お話をするうちに、その方の1年足らずの、患者歴の日々は、大人の脳脊髄液減少症患者さん達の遭遇する数々の試練を凝縮したような壮絶なものだとわかりました。大きな感銘を受けたため、了解を頂いてここにご紹介させて頂きます。
その方はAさん。大きな目が素敵なとても綺麗な方で、私から見たら「子供」の世代に当たる20代のママさんです。お子様は2人で、下のお子さんの出産時のいきみが原因で髄液漏れを起こしたようだと自覚されています。
その時からからまだ1年も経ちませんが、この間、仕事場での無理解、家庭での旦那様やその親の無理解のために、鬱病になってしまわれました。
どの患者さんも言われること、
「怠けているんじゃないか?」
「気持ちがしっかりしてないから、弱いから、そんなになってしまうのだ!」
などの言葉を、周りから投げかけられたそうです。見る間に子供の世話もできなくなり、朝、旦那様の弁当を作って送り出すをいうことも不可能でした。
この方も、娘と同様の過眠症状 が出ており、夕方の5時まで起きられなかったそうです。以前は、仕事が大好きで生き甲斐を持って、「直接的に人を助ける」仕事をされていました。
そんな方が、怠け者 と後ろ指をさされたり、直接言われたりするようになり、しばらくすると実際、寝たきりで何も活動ができない状態に陥ってしまいました。
家庭が機能不全に陥り、一時は、旦那様から、離婚を仄めかされた事もありました。
旦那様にしてみたら、「出産を機に妻の精神がおかしくなり全く別人のようになってしまった」
としか、思えなかったのでしょう。
離婚になると上のお子さんを取られてしまうことになります。
Aさんは「下の子が生まれた事で、こんなことになった」と感じ、そのお子さんの事を疎まし思ってしまうような精神状態になってしまっていました。
そして、真剣にこう話されました。
「三回ほど首をくくろうとしました…」
本当に、病気の発見と治療が遅れていたら、一家離散は避けられず、Aさんはどうなっていたかわからないほど深刻な状況がそこにはあったのです。
治療を開始したら、事態は180度転換
幸いなことに、ある医師の助言で、福山の脳神経外科に来られ、まずは、24時間硬膜外連続注入の点滴をされましたら、症状が嘘のように消えたのです。
退院してからも、その状態はしばらく続いたようで、嘘のように回復した妻を見て、旦那様は、
「昔のAちゃんが戻った!!!」と、上のお嬢さんと供に大喜びされた
そうです。
当然の事ながらその効果は徐々に薄れ、また、以前の辛い体調に戻ったため、今月、娘の1日後にブラッドパッチを、頸椎と腰椎に初めてされました。
そうしたら、症状は完全消失! 朝の7時に自然に目が覚め、その他の症状も無くなり、やっとAさんに本当の笑顔が戻る日が到来しました!
家族の感動秘話
Aさんは、「この病気で、本当に苦しい経験をしたけれど、一つ良かったことがあります」 と言われます。
Aさんは、子供のころから、お母さんにご飯を作ってもらった思い出がないそうです。
重度の鬱病のために、いつも布団に横になっているお母さまの姿が脳裏に刻み込まれていました。
しかしです、
Aさんが、脳脊髄液減少症で倒れ、子供や旦那様のお世話が全くできなくなった時に、このお母さまが覚醒されたように、ご飯作りは勿論、Aさんの代わりに家事をしてくれるようになったというのです。
元々、調理師免許をお持ちなので、気力が戻れば、ご飯作りなど朝飯前のお母さま。
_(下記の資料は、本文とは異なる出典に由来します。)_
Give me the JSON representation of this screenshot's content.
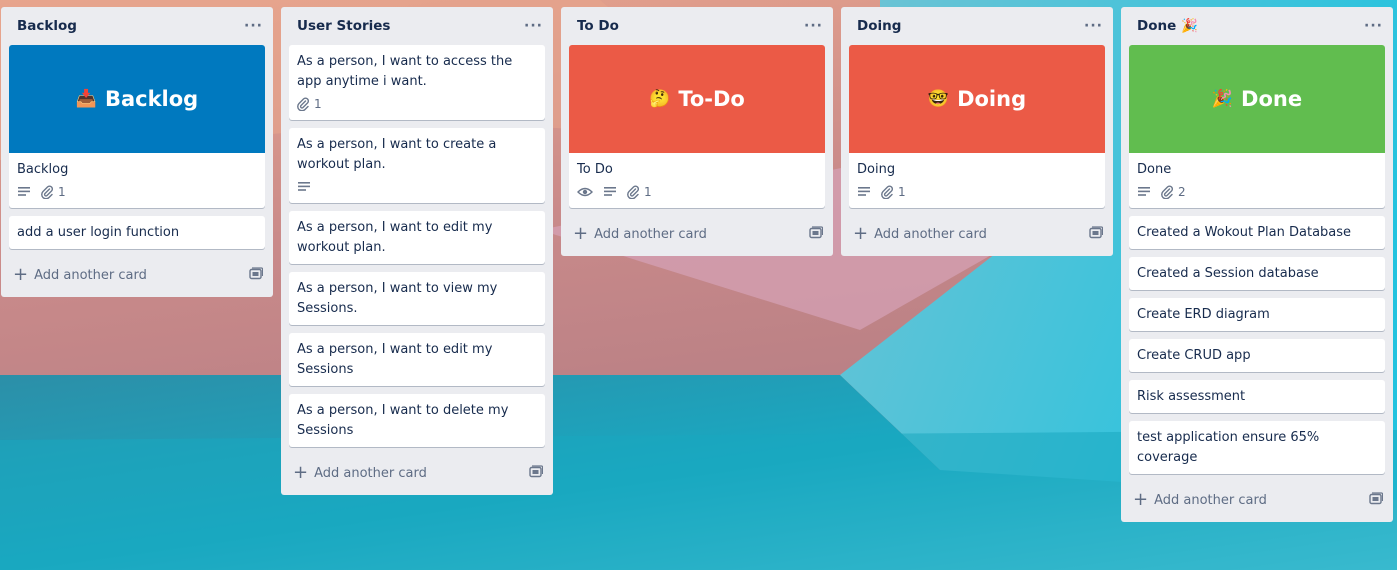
{
  "colors": {
    "list_bg": "#ebecf0",
    "backlog_cover": "#0079bf",
    "todo_cover": "#eb5a46",
    "doing_cover": "#eb5a46",
    "done_cover": "#61bd4f"
  },
  "lists": [
    {
      "title": "Backlog",
      "menu": "···",
      "cover_card": {
        "cover_emoji": "📥",
        "cover_text": "Backlog",
        "title": "Backlog",
        "attachments": "1"
      },
      "cards": [
        "add a user login function"
      ],
      "add_label": "Add another card"
    },
    {
      "title": "User Stories",
      "menu": "···",
      "cards": [
        {
          "text": "As a person, I want to access the app anytime i want.",
          "attachments": "1"
        },
        {
          "text": "As a person, I want to create a workout plan."
        },
        {
          "text": "As a person, I want to edit my workout plan."
        },
        {
          "text": "As a person, I want to view my Sessions."
        },
        {
          "text": "As a person, I want to edit my Sessions"
        },
        {
          "text": "As a person, I want to delete my Sessions"
        }
      ],
      "add_label": "Add another card"
    },
    {
      "title": "To Do",
      "menu": "···",
      "cover_card": {
        "cover_emoji": "🤔",
        "cover_text": "To-Do",
        "title": "To Do",
        "attachments": "1"
      },
      "add_label": "Add another card"
    },
    {
      "title": "Doing",
      "menu": "···",
      "cover_card": {
        "cover_emoji": "🤓",
        "cover_text": "Doing",
        "title": "Doing",
        "attachments": "1"
      },
      "add_label": "Add another card"
    },
    {
      "title": "Done 🎉",
      "menu": "···",
      "cover_card": {
        "cover_emoji": "🎉",
        "cover_text": "Done",
        "title": "Done",
        "attachments": "2"
      },
      "cards": [
        "Created a Wokout Plan Database",
        "Created a Session database",
        "Create ERD diagram",
        "Create CRUD app",
        "Risk assessment",
        "test application ensure 65% coverage"
      ],
      "add_label": "Add another card"
    }
  ]
}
今も、お孫さん達のお世話をしながら、ブラッドパッチのお陰で元気になったAさんが、お子さんたちの待つ我が家へと戻ってくるのを待っておられます。
「Aさん、脳脊髄液減少症のせいで多くの物を失いかけたけど、子供の頃には欲しくても得られなかったお母さまとの絆は、この病気のお陰でしっかりと手に入れることができたね!」
と話すと、Aさんは、感無量と言った表情で、美しい瞳を幸せ色に輝かせ、大きく頷かれたのでした。
(Aさん、貴重な体験を皆様と共有させることにご同意頂いてありがとうございました)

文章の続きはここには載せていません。